EKİLEN ALAN AZALIYOR
Türkiye’de toplam ekiliş alanının azaldığını belirten İsmail Kemaloğlu, “Hububat ekili alan daha fazla azalıyor. Kırsal gittikçe boşalıyor, ekim alanlarımız boş kalıyor. Bölgesel ürün desenleri değişiyor, ovalarımız çok yıllık bitkilere kayıyor. Üretim bölgesi ile tarımsal sanayi arasındaki mesafe artıyor, nakliye önemli maliyet kalemi haline geliyor. Hayvancılıkta değişim ve şirketleşme insan gıdası olacak ürünlerin alanını tehdit ediyor. Arpa, mısır ile buğday ekim alanlarındaki denklem hayvan gıdası lehine kayıyor. Peki ne yapacağız? Gıda fiyatlarının kontrolü; üretimi artırmaktan, ölçek ekonomisine uygun şekilde maliyet ve verimliliği yönetmekten geçer. 15.3 milyon ekilen, 2 milyon hektar ekilmeyen arazimiz var yani ekilenin yüzde 15 kadarı boş duruyor ki buraya sadece buğday ekseniz yıllık 6 milyon ton ürün elde ederdik. Oysa kendi arazimiz boş dururken, iç piyasa ihtiyacı için 2 ila 3 milyon ton ithalat yapıp 500 ila 750 milyon dolar fatura ödüyoruz.

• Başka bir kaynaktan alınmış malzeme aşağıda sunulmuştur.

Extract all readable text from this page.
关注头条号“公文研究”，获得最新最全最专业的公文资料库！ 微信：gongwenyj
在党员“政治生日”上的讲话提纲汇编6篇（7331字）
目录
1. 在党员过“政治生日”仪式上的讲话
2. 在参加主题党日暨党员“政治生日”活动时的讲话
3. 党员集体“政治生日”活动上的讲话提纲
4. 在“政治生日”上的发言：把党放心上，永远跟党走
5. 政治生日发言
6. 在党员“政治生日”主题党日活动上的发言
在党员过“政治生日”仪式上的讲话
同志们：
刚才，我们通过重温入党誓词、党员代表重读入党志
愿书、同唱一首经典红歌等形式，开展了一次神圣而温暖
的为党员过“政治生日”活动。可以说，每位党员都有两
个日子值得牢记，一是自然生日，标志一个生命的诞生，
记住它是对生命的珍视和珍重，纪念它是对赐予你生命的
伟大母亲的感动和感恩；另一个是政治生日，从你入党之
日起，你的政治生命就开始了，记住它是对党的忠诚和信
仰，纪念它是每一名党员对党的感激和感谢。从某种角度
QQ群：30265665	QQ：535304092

Kaldı ki son 10 yılda ekim alanları 1 milyon hektar azaldı, kırsaldan göç, köylerin boşalması, ölçek sorunu gibi nedenlerle” ifadelerini kullandı.
‘HAZIR YEMLE HAYVANCILIK OLMAZ’
Hayvancılık sektörü hakkında da değerlendirmelerde bulunan İsmail Kemaloğlu, şunları söyledi: “Hayvancılık yaşam tarzıdır. Aile işletme faaliyetidir. Bütün dünyada ot, çayır, meranın olduğu yerde yoğunlaşmıştır ama şimdi hazıra dayalı yemle yapılan havyvancılık sürdürülme riskidir. Kırsalda aileleri tutan hayvancılıktır, buğday üretim değildir dolayısıyla hayvancılık aile işletme faaliyeti olarak büyütülmelidir.”